Riunione infinita al lavoro, sciopero Atm (per chi non è di Milano, sciopero dell’Azienda dei Trasporti Milanesi che, negli ultimi anni, si verifica, tendenzialmente, ogni due settimane) e acquazzone come dio comanda. Tutte le mie volontà di arrivare al concerto ad un orario decente falliscono miseramente. Allo stesso modo, anche le mie aspettative vengono ribaltate totalmente: convinta che avrei pianto dall’inizio alla fine del concerto, mi ritrovo fin da subito in un dj suonato circondato da luci al neon e fumi sottopalco. È impossibile restare fermi. Sul palco, oltre ad un affascinante James Blake alle tastiere, un set composto solamente da un batterista e un polistrumentista che alterna tastiere e diavolerie elettroniche con le chitarre. Ognuno suona su ritmi, basi, volumi differenti, c’è chi accelera improvvisamente, chi rallenta, chi crea caos, chi crea ordine. Sembra impossibile creare un live simile, ma in tre riproducono un muro sonoro devastante.
Il 18 settembre 2023 al Fabrique di Milano rappresenta la prima data del tour europeo di Playing robots into Heaven, sesto album del cantante britannico che ritorna alle sue origini elettroniche.

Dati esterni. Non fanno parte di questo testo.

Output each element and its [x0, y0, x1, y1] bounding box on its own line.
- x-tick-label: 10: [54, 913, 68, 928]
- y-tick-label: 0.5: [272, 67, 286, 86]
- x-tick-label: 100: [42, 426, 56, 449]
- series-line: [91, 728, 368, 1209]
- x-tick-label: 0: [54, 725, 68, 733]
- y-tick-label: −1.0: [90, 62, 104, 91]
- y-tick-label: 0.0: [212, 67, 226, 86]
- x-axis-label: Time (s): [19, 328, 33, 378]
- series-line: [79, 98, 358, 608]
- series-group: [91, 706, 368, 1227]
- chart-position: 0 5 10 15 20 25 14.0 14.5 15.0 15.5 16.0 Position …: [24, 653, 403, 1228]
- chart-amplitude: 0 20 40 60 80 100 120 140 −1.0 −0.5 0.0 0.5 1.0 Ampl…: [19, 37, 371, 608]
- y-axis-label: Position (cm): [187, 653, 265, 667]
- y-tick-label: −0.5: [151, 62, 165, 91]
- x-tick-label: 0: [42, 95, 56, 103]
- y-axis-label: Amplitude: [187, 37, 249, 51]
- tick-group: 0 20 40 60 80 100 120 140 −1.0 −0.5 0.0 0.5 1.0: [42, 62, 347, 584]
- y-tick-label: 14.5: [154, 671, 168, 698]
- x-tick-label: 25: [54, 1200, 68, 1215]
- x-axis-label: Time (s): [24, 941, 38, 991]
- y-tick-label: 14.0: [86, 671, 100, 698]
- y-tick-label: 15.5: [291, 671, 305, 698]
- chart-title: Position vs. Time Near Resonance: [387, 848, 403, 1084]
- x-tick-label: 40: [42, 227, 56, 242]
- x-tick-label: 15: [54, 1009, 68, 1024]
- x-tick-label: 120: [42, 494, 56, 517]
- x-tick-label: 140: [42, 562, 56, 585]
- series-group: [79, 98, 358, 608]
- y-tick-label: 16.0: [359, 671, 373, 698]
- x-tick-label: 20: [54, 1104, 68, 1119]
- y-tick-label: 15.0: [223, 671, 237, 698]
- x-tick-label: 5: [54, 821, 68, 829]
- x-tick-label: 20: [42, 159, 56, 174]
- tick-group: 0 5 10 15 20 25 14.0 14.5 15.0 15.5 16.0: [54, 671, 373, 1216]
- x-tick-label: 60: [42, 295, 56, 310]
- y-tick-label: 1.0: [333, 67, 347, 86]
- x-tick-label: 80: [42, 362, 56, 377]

La maggior parte del materiale è frutto di schizzi su sintetizzatori modulari che il cantante portava in tournée, facendo jam session per passare le ore tra un concerto e l’altro. Alcune di queste registrazioni si sono trasformate in strumenti per i suoi DJ set e alla fine sono diventate le fondamenta di brani adatti al dancefloor. Blake strizza l’occhio alle sue radici dubstep e intreccia elementi di techno, R&B, house e ambient, mantenendo la sua distintiva e gelida malinconia come file rouge e accompagnando il tutto dalla sua voce soul. Il risultato è un’evoluzione ispirata del suo sound, con Blake che di tanto in tanto guarda nello specchietto retrovisore mentre si muove in una nuova direzione.
La scaletta del concerto è infatti un susseguirsi di improvvisazioni elettroniche e di composizioni del repertorio di Blake di una qualità e raffinatezza impressionanti. Preoccupato di fare brutta figura e di mandare tutto all’aria (“we can all fuck this up”, ha detto moderatamente titubante), James Blake ci propone suoni da club e echi dub, energia techno e beat hip hop che si tessono attraverso i nuovi brani come Asking to break, Loading, Fall Back e Tell me. Elemento essenziale del concerto è il ritmo che a volte ti martella con la cassa dritta mentre in altre occasioni fa fatica a prendere corpo, lasciando un senso d’incompletezza. Anche la platea sembra un po’ frastornata, sempre in attesa di un liberatorio momento a cui affidarsi con certezza e tranquillità per viaggiare su dei comodi vagoni. Quando però la direzione si fa chiara e prende per mano la composizione, che sia di elettronica pura, sia che sia pop, tutto diventa magico e accattivante. Fire the editor del nuovo album è una carezza ma dal vivo si trasforma sul finale in un lungo strumentale con la batteria elettronica che colpisce nel petto.
L’ultimo album è però anche la cornice della riproposizione dei pezzi storici dell’artista, a partire da Limit to your Love, la ballad onirica spezzata dal silenzio e da echi malinconici a Big Hammer e Hummingbird.
Giocandosela a parimerito con Justin Vernon dei Bon Iver, Blake è l’artista della malinconia, il più infido e ricco dei sentimenti umani, sentimento rannicchiato al sicuro nel suo sofferto, pieno e rotto timbro vocale. Ovviamente, uno dei miei sentimenti dolorosamente preferiti.
«Thank you for being the first to hear the new songs, live. Thank you for coming» dice Blake al termine del concerto, in cui non ha quasi mai parlato con il pubblico, ma si è rivolto a ogni persona presente con la sua musica, il suo linguaggio. Un live che verso il finale propone Godspeed, cover di Frank Ocean per chiudere poi con il brano Modern Soul del 2016 che si ricollega agilmente con i suoni del nuovo album, coerente con il resto della scaletta.
Un concerto illuminante, e spiazzante al tempo stesso, assolutamente da godersi che, a mio parere, funzionava di più quando il groove alzava i toni ma perdeva un po’ di smalto quando si addentrava nella dimensione più intimistica.